2 Eylül günü Yunanistan'ın yeni Bakü Büyükelçisi Nikolaos Piperiqkos Azerbaycan Cumhurbaşkanı İlham Aliyev'e itimatnamesini sunar. Bakü’de gerçekleşen tören sonrası İlham Aliyev,  Büyükelçi'ye hitaben bir konuşma yapar. Konuşmasında Türkiye ile Azerbaycan arasında mevcut bulunan birliktelikten söz eder ve sözü Doğu Akdeniz'e getirerek, Türkiye yalnız değildir,  Azerbaycan Türkiye'nin yanındadır, der. Bilahare Güney Kıbrıs, Yunanistan ve Ermenistan askeri işbirliğine temas eden Cumhurbaşkanı İlham Aliyev, bu konudan rahatsız olduklarını da söyler. Arkasından ekler, benim sözlerimi başkalarından işitmeyiniz diye, bizzat size söylüyorum.
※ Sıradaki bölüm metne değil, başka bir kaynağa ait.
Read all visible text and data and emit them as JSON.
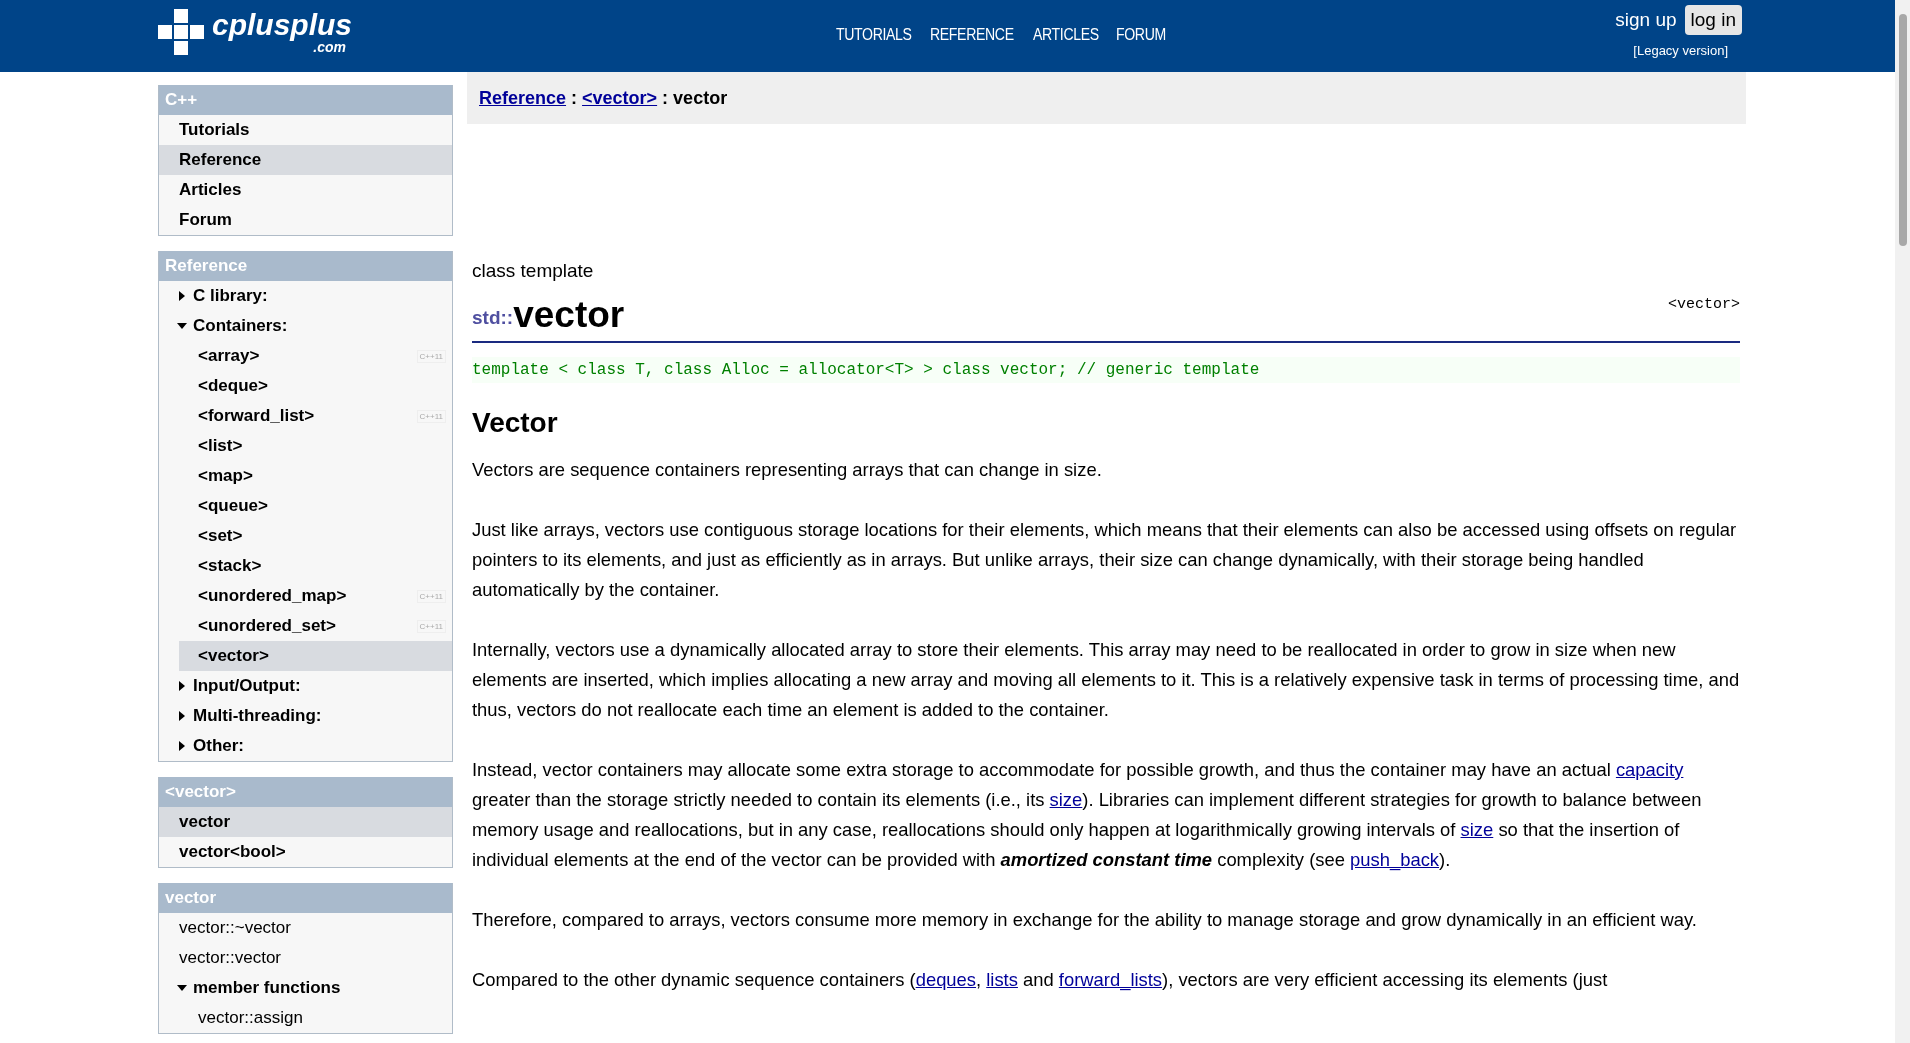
{
  "header": {
    "logo": {
      "name": "cplusplus",
      "suffix": ".com"
    },
    "nav": [
      "TUTORIALS",
      "REFERENCE",
      "ARTICLES",
      "FORUM"
    ],
    "sign_up": "sign up",
    "log_in": "log in",
    "legacy": "[Legacy version]"
  },
  "sidebar": [
    {
      "title": "C++",
      "items": [
        {
          "label": "Tutorials",
          "selected": false
        },
        {
          "label": "Reference",
          "selected": true
        },
        {
          "label": "Articles",
          "selected": false
        },
        {
          "label": "Forum",
          "selected": false
        }
      ]
    },
    {
      "title": "Reference",
      "items": [
        {
          "label": "C library:",
          "selected": false,
          "expanded": false
        },
        {
          "label": "Containers:",
          "selected": false,
          "expanded": true,
          "children": [
            {
              "label": "<array>",
              "selected": false,
              "tag": "C++11"
            },
            {
              "label": "<deque>",
              "selected": false
            },
            {
              "label": "<forward_list>",
              "selected": false,
              "tag": "C++11"
            },
            {
              "label": "<list>",
              "selected": false
            },
            {
              "label": "<map>",
              "selected": false
            },
            {
              "label": "<queue>",
              "selected": false
            },
            {
              "label": "<set>",
              "selected": false
            },
            {
              "label": "<stack>",
              "selected": false
            },
            {
              "label": "<unordered_map>",
              "selected": false,
              "tag": "C++11"
            },
            {
              "label": "<unordered_set>",
              "selected": false,
              "tag": "C++11"
            },
            {
              "label": "<vector>",
              "selected": true
            }
          ]
        },
        {
          "label": "Input/Output:",
          "selected": false,
          "expanded": false
        },
        {
          "label": "Multi-threading:",
          "selected": false,
          "expanded": false
        },
        {
          "label": "Other:",
          "selected": false,
          "expanded": false
        }
      ]
    },
    {
      "title": "<vector>",
      "items": [
        {
          "label": "vector",
          "selected": true
        },
        {
          "label": "vector<bool>",
          "selected": false
        }
      ]
    },
    {
      "title": "vector",
      "plain": true,
      "items": [
        {
          "label": "vector::~vector",
          "selected": false
        },
        {
          "label": "vector::vector",
          "selected": false
        },
        {
          "label": "member functions",
          "selected": false,
          "expanded": true,
          "children": [
            {
              "label": "vector::assign",
              "selected": false
            }
          ]
        }
      ]
    }
  ],
  "breadcrumb": {
    "links": [
      "Reference",
      "<vector>"
    ],
    "current": "vector",
    "separator": ":"
  },
  "article": {
    "kind_label": "class template",
    "namespace": "std::",
    "title": "vector",
    "header": "<vector>",
    "declaration": "template < class T, class Alloc = allocator<T> > class vector; // generic template",
    "heading": "Vector",
    "paragraphs": [
      [
        {
          "text": "Vectors are sequence containers representing arrays that can change in size."
        }
      ],
      [
        {
          "text": "Just like arrays, vectors use contiguous storage locations for their elements, which means that their elements can also be accessed using offsets on regular pointers to its elements, and just as efficiently as in arrays. But unlike arrays, their size can change dynamically, with their storage being handled automatically by the container."
        }
      ],
      [
        {
          "text": "Internally, vectors use a dynamically allocated array to store their elements. This array may need to be reallocated in order to grow in size when new elements are inserted, which implies allocating a new array and moving all elements to it. This is a relatively expensive task in terms of processing time, and thus, vectors do not reallocate each time an element is added to the container."
        }
      ],
      [
        {
          "text": "Instead, vector containers may allocate some extra storage to accommodate for possible growth, and thus the container may have an actual "
        },
        {
          "text": "capacity",
          "link": true
        },
        {
          "text": " greater than the storage strictly needed to contain its elements (i.e., its "
        },
        {
          "text": "size",
          "link": true
        },
        {
          "text": "). Libraries can implement different strategies for growth to balance between memory usage and reallocations, but in any case, reallocations should only happen at logarithmically growing intervals of "
        },
        {
          "text": "size",
          "link": true
        },
        {
          "text": " so that the insertion of individual elements at the end of the vector can be provided with **amortized constant time** complexity (see "
        },
        {
          "text": "push_back",
          "link": true
        },
        {
          "text": ")."
        }
      ],
      [
        {
          "text": "Therefore, compared to arrays, vectors consume more memory in exchange for the ability to manage storage and grow dynamically in an efficient way."
        }
      ],
      [
        {
          "text": "Compared to the other dynamic sequence containers ("
        },
        {
          "text": "deques",
          "link": true
        },
        {
          "text": ", "
        },
        {
          "text": "lists",
          "link": true
        },
        {
          "text": " and "
        },
        {
          "text": "forward_lists",
          "link": true
        },
        {
          "text": "), vectors are very efficient accessing its elements (just"
        }
      ]
    ]
  }
}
Ermenistan’ın terörizm alanında yaptıklarını, teşebbüs ettikleri sınır ihlallerini ve bir milyona yakın göçmeni de hatırlatan Cumhurbaşkanı İlham Aliyev,  arzu ederim yeni Yunan hükümeti, Ermenistan konusunda daha dikkatli davranır, diyerek konuşmasını noktalar.

Cumhurbaşkanı İlham Aliyev'in bu sözleri, yaşamakta olduğumuz bu zor günlerde, yüreğimize su serpti.
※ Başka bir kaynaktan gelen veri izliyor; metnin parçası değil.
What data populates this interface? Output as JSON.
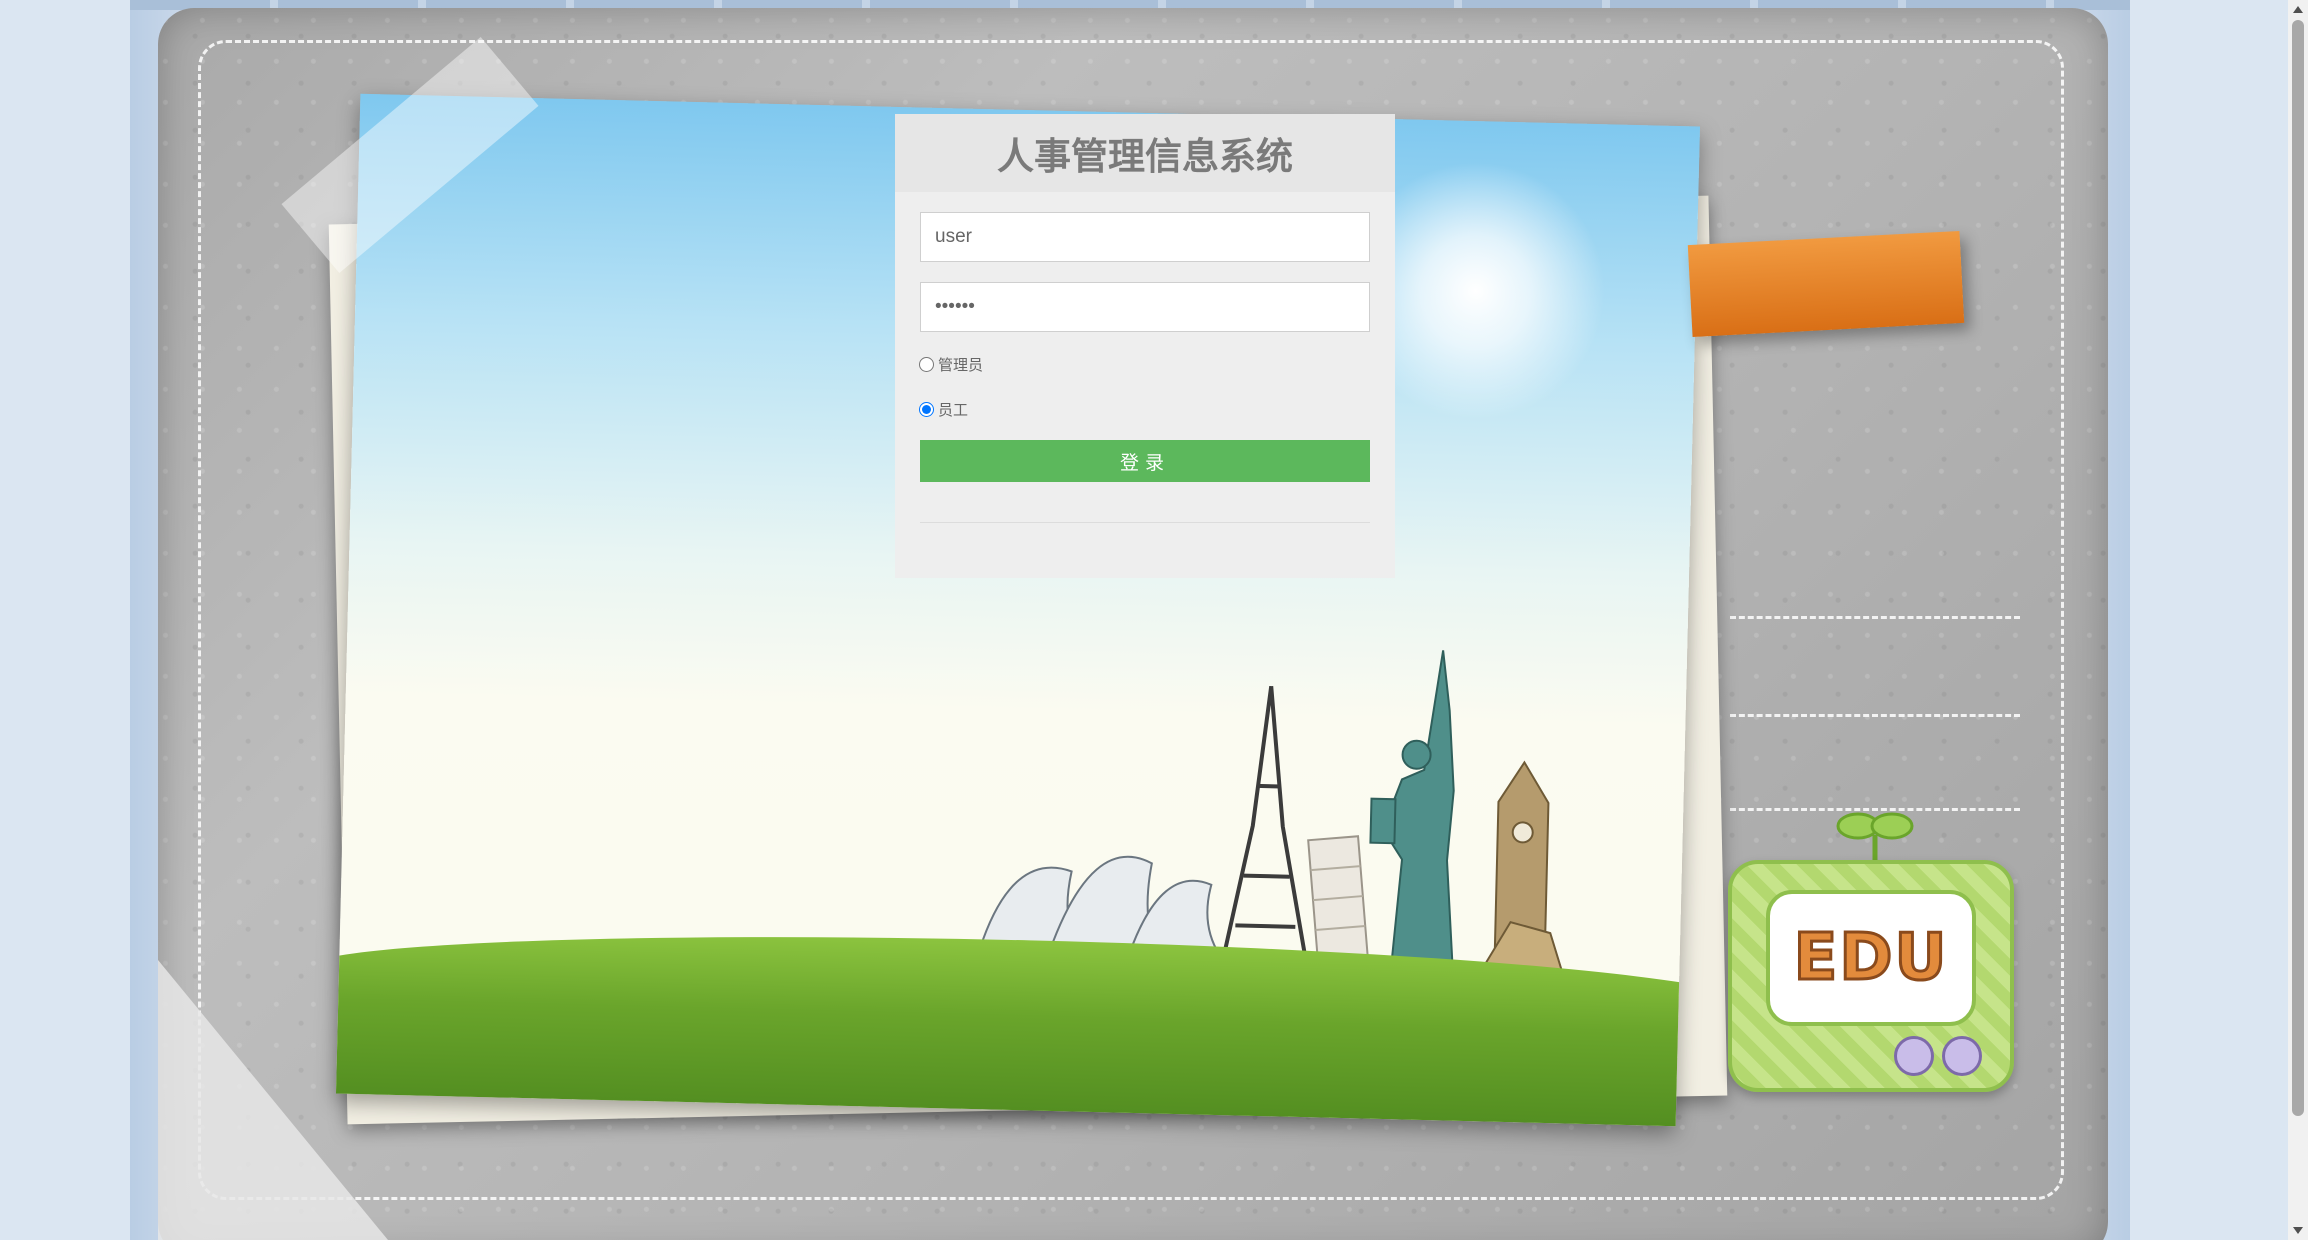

İnanıyorum ki, Türk milleti Cumhurbaşkanı İlham Aliyev'in bu samimi sözlerini unutmayacaktır.

Bunu fırsat bilerek yüz yıl önceye ait bir hatırayı sizlere nakletmek istiyorum.
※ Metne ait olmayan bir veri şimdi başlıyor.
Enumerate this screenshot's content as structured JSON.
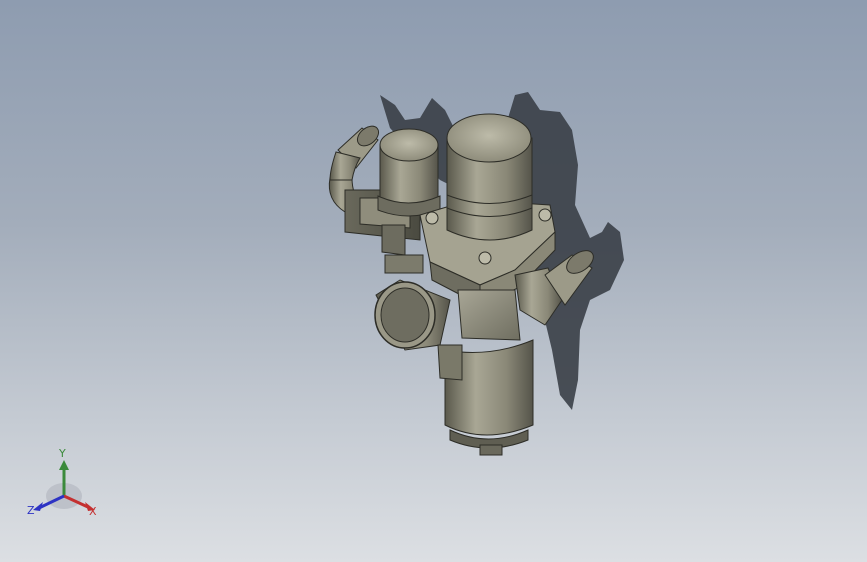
{
  "viewport": {
    "background_top": "#8e9cb0",
    "background_bottom": "#dcdfe3"
  },
  "model": {
    "body_color": "#8c8a78",
    "shadow_color": "#3a3f47"
  },
  "triad": {
    "x_label": "X",
    "y_label": "Y",
    "z_label": "Z",
    "x_color": "#c43030",
    "y_color": "#3b8a3b",
    "z_color": "#2d33c4"
  }
}
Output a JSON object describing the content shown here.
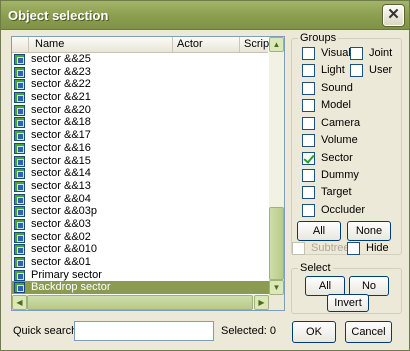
{
  "window": {
    "title": "Object selection",
    "close_glyph": "✕"
  },
  "list": {
    "columns": [
      "Name",
      "Actor",
      "Script"
    ],
    "rows": [
      "sector &&25",
      "sector &&23",
      "sector &&22",
      "sector &&21",
      "sector &&20",
      "sector &&18",
      "sector &&17",
      "sector &&16",
      "sector &&15",
      "sector &&14",
      "sector &&13",
      "sector &&04",
      "sector &&03p",
      "sector &&03",
      "sector &&02",
      "sector &&010",
      "sector &&01",
      "Primary sector",
      "Backdrop sector"
    ],
    "selected_row": "Backdrop sector"
  },
  "groups": {
    "label": "Groups",
    "items": {
      "visual": "Visual",
      "joint": "Joint",
      "light": "Light",
      "user": "User",
      "sound": "Sound",
      "model": "Model",
      "camera": "Camera",
      "volume": "Volume",
      "sector": "Sector",
      "dummy": "Dummy",
      "target": "Target",
      "occluder": "Occluder"
    },
    "checked": [
      "Sector"
    ],
    "all_button": "All",
    "none_button": "None",
    "subtree_label": "Subtree",
    "hide_label": "Hide"
  },
  "select": {
    "label": "Select",
    "all_button": "All",
    "no_button": "No",
    "invert_button": "Invert"
  },
  "footer": {
    "search_label": "Quick search:",
    "search_value": "",
    "selected_label": "Selected: 0",
    "ok_button": "OK",
    "cancel_button": "Cancel"
  },
  "colors": {
    "titlebar": "#8ea152",
    "selection": "#8c9b52",
    "checkmark": "#21a121"
  }
}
İstiklal Savaşımız sırasında Ankara'da Azerbaycan Sovyet Sosyalist Cumhuriyeti'nin Temsilcisi İbrahim Abilov'dur. İbrahim Abilov, Mustafa Kemal ile Lenin'in müspet ilişkisini sağlayan bir diplomattır. Ona ait iki önemli notu da bu vesileyle sizlerle paylaşmak isterim. İbrahim Abilov görevdeyken, kızı olur. İsmini Atatürk koyar; Anadolu.

Anadolu Hanımı, Bakü Büyükelçilik binamızın açılış merasiminde görme şansına erenlerdenim.

İkinci notum ise, görev süresi sona erdikten sonra İbrahim Abilov'u 1923 senesinde; Stalin, 17 Şubat ile 4 Mart arası tertiplenecek İzmir İktisat Kongresi'ne Rusya’nın temsilcisi olarak gönderir. Ne var ki 23 Şubat günü aniden rahatsızlanan İbrahim Abilov vefat eder. Atatürk’ün arzusuyla cesedi mumyalanır ve defnedilmek üzere Bakü’ye gönderilir.

İbrahim Abilov'un Ankara Hatıraları 1967 yılında Bakü’de, Nesir İmankuliyev'in redaktörlüğünü yaptığı Vecerny Bakü Gazetesi'nde yayınlanır. Dikkatle okuyalım:

"Dünya üzerindeki aklı başında hiç bir insan, milli mücadelenin bu şartlar altında kazanılacağına inanmazdı.

Ama kazanacaklardı!

İnanılmaz bir sıkıntı içinde idiler. Fakat hiç kimse borç istemiyor, kimse halktan kanunsuz para toplamayı düşünmüyor ve nihayet kimse yokluğunu dışa vurmayı denemiyordu. Bu Türklere has bir vasıftı. Zafere öylesine inanmışlardı, aralarındaki ihtilafa ve bazen Meclis'teki ters anlayışa rağmen buna öylesine iman etmişlerdi ki, çokluk Halide Hanım da başta olmak üzere günde bir öğün yemek yediklerini biliyorduk ama Sefaretten bir hediyeyi kendilerine göndermeğe cesaret edemiyorduk. Ankara’nın karanlığında, bir başka ışık parıldıyordu."

İbrahim Abilov'un takdirinden, Haydar Aliyev'in “Bir Millet İki Devlet” düşüncesine oradan da İlham Aliyev'in yüksek tavrına...

Bu birlikteliğin bir gün tarihçesini yazacaklar;  bu çizgileri, bu değerleri bir tarihi veraset olarak ele alacaklardır.